I know before I started cleansing I made countless promises to myself that I would become a moderate drinker. I'm just going to have two drinks today. That's it. Then I'm gonna stop! I promise! No way I'm having a single drop more than (hic) ... Cut to me passed out in bed with a half-empty bottle of wine (sometimes my third for the day) hidden in my nightstand. So much for my grand plans of becoming a moderate drinker. And it happened. All. The. Time.

However, once I started cleansing, getting my drinking down to a healthier level became so much easier for me. I believe 1-2 drinks a day could even be a reasonable goal for me now. 

But I'm very leery to start drinking every day again. I would hate for it to eventually lead to another loss of control. And I really don't envy the 1-2 drinks-a-day lifestyle, anyway. I enjoy having days where I don't drink at all - like today. And I enjoy having nights when I drink more than two glasses of wine. I just enjoy the cleansing lifestyle. It works for me. I love it so much in fact, I have no desire to change it. 

But if you're drinking too much now and moderation (1-2 drinks every day) is really your ultimate goal, maybe cleansing can help you get there.  I believe this lifestyle can really help problem drinkers learn to manage their alcohol intake and 'get control.' And once you're in control, setting your own personal goals for drinking is much easier. 

btw, I mentioned I'd share my biggest healthy weight secret. I've never been obese, but ever since I was a teenager I definitely battled with my weight. Particularly the hip and thigh area. In 1997, I started incorporating protein into every meal and most snacks I had. Until then, I was still living like a student on toast and pasta with jarred tomato sauce. Carbs, carbs, carbs. 

But ever since I started eating more protein with every meal and snack, my weight has no longer been an issue. Even though I eat quite a bit. Whether the protein helps keep you more satisfied or actually has an effect on your overall metabolism, I'm not sure (I'm a Ms. not a Dr. remember?), all I can say is ... it works. Probably in much the same way it satisfies people on the Atkins and other high-protein diets - only you can still enjoy eating carbs in a healthy way. 

If you don't believe me, try this trick: Next time you find yourself in front of the cupboard or fridge chowing down uncontrollably on chips, cookies, ice cream, chocolates or whatever high-carb, high-fat snack that is your current weakness ... stop yourself for one second. 

Open a can of salmon or tuna - and have a few spoonfuls of that. Add a smidge of low-fat mayo if you absolutely can't stomach the plain fish (but try it plain first because that'll immediately kill your appetite, too!).

If you're ambitious and really want to be healthy, chop up some celery and onion and make a full-out super-yummy tuna or salmon salad.
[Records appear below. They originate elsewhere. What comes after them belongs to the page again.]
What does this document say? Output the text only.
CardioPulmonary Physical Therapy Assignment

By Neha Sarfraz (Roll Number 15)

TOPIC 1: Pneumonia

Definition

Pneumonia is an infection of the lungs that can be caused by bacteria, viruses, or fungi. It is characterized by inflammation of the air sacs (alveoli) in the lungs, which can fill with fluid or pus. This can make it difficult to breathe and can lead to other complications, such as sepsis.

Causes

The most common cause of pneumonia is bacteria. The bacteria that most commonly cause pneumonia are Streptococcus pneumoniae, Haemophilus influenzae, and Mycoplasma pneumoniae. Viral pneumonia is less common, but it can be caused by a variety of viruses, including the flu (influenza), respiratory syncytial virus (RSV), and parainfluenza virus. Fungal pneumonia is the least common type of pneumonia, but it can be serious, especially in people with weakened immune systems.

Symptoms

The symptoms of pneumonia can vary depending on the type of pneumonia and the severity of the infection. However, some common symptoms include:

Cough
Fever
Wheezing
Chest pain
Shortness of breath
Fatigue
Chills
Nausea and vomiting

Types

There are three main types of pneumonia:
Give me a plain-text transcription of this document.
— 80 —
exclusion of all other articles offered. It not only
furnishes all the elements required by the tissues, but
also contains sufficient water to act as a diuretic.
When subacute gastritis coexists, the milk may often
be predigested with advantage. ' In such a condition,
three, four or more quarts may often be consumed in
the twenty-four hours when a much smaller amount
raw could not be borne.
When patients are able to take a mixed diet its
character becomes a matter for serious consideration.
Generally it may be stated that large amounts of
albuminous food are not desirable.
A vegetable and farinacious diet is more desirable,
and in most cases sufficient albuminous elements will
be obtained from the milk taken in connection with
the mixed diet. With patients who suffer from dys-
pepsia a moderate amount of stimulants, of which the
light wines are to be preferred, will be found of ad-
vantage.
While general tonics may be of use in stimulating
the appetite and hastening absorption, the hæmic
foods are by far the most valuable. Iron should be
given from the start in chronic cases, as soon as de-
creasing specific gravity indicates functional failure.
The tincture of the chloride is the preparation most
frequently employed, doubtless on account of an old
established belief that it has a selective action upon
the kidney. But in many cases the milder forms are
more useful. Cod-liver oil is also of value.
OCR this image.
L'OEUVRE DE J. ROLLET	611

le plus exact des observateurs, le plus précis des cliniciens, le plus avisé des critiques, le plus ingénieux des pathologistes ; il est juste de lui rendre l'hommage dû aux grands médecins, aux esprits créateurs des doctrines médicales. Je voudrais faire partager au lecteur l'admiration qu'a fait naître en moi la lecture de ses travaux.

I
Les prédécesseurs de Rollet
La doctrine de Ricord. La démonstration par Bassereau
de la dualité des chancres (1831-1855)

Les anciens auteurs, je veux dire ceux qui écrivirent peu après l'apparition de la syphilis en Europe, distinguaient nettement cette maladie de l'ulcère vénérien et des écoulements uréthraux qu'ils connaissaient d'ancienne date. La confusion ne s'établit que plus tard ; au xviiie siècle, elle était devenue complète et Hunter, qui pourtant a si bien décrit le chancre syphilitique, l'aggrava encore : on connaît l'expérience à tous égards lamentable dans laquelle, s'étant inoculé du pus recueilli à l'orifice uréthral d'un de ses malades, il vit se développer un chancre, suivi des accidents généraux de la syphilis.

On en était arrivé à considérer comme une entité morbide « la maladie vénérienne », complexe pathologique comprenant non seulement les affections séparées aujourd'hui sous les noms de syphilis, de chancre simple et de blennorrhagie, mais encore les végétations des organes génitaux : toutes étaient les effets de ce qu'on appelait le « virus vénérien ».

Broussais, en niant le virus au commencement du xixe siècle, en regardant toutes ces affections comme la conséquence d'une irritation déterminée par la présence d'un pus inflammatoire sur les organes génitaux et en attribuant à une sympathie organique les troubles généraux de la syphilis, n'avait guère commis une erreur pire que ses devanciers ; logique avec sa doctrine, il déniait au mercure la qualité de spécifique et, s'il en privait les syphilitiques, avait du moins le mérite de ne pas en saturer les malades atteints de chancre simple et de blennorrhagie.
But that's not necessary if you don't have the time. Just try the tuna or salmon - or ham or chicken or tofu wieners or gefilte fish or whatever handy protein you have (try at least 1-3 ounces). 

It's unbelievably effective for immediately stopping an uncontrollable empty-calorie carb pig-out in its tracks. You'll be able to walk away from the cupboard feeling satisfied for hours. Plus you'll have the feeling of being in control of the binge, which is great for your ongoing confidence when it comes to controlling excess food intake, too. 

After all, Ms. Functional isn't just concerned about healthier drinking. I'm into good health overall. And that includes a healthy body weight. "Take that, bastard Doritos!"